Off everywhere by default, except localhost. Runs only on sites you opt
into.
Racna stays out of the way until you switch it on for a site from the toolbar popup.
Out of the box only localhost and 127.0.0.1 are enabled, so
your everyday browsing is untouched.
When something breaks, a badge appears. Open the panel to see each entry with its stack trace and the breadcrumbs that led up to it: recent navigation, clicks, logs, and HTTP calls.
Every entry copies as clean Markdown, with per-field toggles for what to include. Flip the "AI" switch and the same copy becomes a structured document for your AI tool of choice: error first, fenced sections, a breadcrumb timeline, and credential headers masked. Copy All exports the lot at once.

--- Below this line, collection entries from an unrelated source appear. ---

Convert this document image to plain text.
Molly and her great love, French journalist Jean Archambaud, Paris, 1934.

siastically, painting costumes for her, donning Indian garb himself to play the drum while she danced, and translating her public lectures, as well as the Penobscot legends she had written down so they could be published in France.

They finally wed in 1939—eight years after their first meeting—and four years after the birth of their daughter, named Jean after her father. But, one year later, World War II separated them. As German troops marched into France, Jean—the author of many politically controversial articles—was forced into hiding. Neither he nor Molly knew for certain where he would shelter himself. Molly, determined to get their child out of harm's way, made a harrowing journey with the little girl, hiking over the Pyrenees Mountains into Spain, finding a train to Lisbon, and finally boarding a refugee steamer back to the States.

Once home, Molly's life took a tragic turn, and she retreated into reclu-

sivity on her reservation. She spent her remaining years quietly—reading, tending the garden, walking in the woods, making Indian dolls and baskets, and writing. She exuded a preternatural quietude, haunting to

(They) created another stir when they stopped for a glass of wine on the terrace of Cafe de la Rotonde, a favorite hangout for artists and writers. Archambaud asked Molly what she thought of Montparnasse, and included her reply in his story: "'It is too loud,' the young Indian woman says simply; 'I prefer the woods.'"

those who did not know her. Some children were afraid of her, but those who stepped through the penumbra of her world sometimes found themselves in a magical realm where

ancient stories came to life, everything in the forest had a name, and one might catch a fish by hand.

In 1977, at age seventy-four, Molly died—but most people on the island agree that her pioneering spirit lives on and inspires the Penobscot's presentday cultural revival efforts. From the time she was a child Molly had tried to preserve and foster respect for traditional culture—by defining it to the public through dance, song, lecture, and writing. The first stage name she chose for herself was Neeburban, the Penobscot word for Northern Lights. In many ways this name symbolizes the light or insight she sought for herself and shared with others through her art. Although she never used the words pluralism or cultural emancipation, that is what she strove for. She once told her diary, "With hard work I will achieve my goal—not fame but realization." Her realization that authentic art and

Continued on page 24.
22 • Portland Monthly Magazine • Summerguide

That same failed request, copied both ways:
Default Markdown
PAGE: http://localhost:8000/
BREADCRUMBS:
15:04:07 CLICK button.net "XHR GET httpbin.org/status/500"
15:04:07 HTTP GET https://httpbin.org/status/500 → 0 (115 ms)

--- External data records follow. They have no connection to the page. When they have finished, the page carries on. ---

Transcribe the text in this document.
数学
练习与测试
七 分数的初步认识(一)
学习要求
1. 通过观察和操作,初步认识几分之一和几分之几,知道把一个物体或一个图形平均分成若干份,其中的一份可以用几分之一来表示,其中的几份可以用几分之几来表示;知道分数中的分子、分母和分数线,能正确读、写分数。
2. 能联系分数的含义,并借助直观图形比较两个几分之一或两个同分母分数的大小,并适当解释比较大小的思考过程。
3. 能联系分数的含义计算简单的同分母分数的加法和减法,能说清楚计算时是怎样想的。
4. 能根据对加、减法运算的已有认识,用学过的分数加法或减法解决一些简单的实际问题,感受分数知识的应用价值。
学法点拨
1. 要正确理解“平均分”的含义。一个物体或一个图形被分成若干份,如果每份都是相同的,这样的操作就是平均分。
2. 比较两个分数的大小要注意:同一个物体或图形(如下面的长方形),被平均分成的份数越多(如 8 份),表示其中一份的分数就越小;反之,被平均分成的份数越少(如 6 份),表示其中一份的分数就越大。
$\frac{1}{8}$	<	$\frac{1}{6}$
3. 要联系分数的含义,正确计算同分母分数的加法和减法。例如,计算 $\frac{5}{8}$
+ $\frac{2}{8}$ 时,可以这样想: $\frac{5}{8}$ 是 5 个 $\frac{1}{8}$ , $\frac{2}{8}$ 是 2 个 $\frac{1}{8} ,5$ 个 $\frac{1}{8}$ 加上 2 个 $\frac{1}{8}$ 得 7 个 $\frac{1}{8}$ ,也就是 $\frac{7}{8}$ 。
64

REQUEST: GET https://httpbin.org/status/500
RESPONSE: Network Error Network Error (115 ms)
CALL STACK:
Error
at XMLHttpRequest.send (chrome-extension://nnhhmjniggmgoabcnmaafkfifiinimnp/interceptor.js:297:24)
at fireXhr500 (http://localhost:8000/:640:11)
at HTMLButtonElement.onclick (http://localhost:8000/:391:56)
AI format
REQUEST: GET https://httpbin.org/status/500
RESPONSE: Network Error Network Error (115 ms)
CALL STACK:
```
Error
at XMLHttpRequest.send (chrome-extension://nnhhmjniggmgoabcnmaafkfifiinimnp/interceptor.js:297:24)
at fireXhr500 (http://localhost:8000/:640:11)
at HTMLButtonElement.onclick (http://localhost:8000/:391:56)
```
TIMELINE (oldest first, ends at this failure):
```
15:04:07 CLICK button.net "XHR GET httpbin.org/status/500"
15:04:07 HTTP GET https://httpbin.org/status/500 → 0 (115 ms)
15:04:07 FAIL this entry (see above)
```
PAGE: http://localhost:8000/
Watch rules turn specific patterns into toast notifications: a URL you are debugging, a message you are waiting for. Ignore rules do the opposite and keep known noise out of the count.
Set up the rule
It fires as a toast
Selection mode lets you pick a set of entries and export them together as Markdown, handy for bug reports or a teammate's inbox.
Racna sends no telemetry and makes no network requests of its own. Captured events live in the tab's memory and disappear with it. Your rules and settings are stored in the browser's own sync storage, nowhere else. There is no server behind this extension. The full detail is in the privacy policy, and the source code is there to check.
Prefer building it yourself? It takes a minute:
git clone https://github.com/Niki-Mozzon/racna.git
cd racna
npm install
npm run build
Then open chrome://extensions (or edge://extensions), enable
Developer mode, choose "Load unpacked", and point it at the dist/ folder.
The repo ships an interactive playground: a page full of buttons that throw errors, fire failing requests, and flood the console on demand. Once Racna is installed and enabled there, it is the quickest way to see every capture path in action.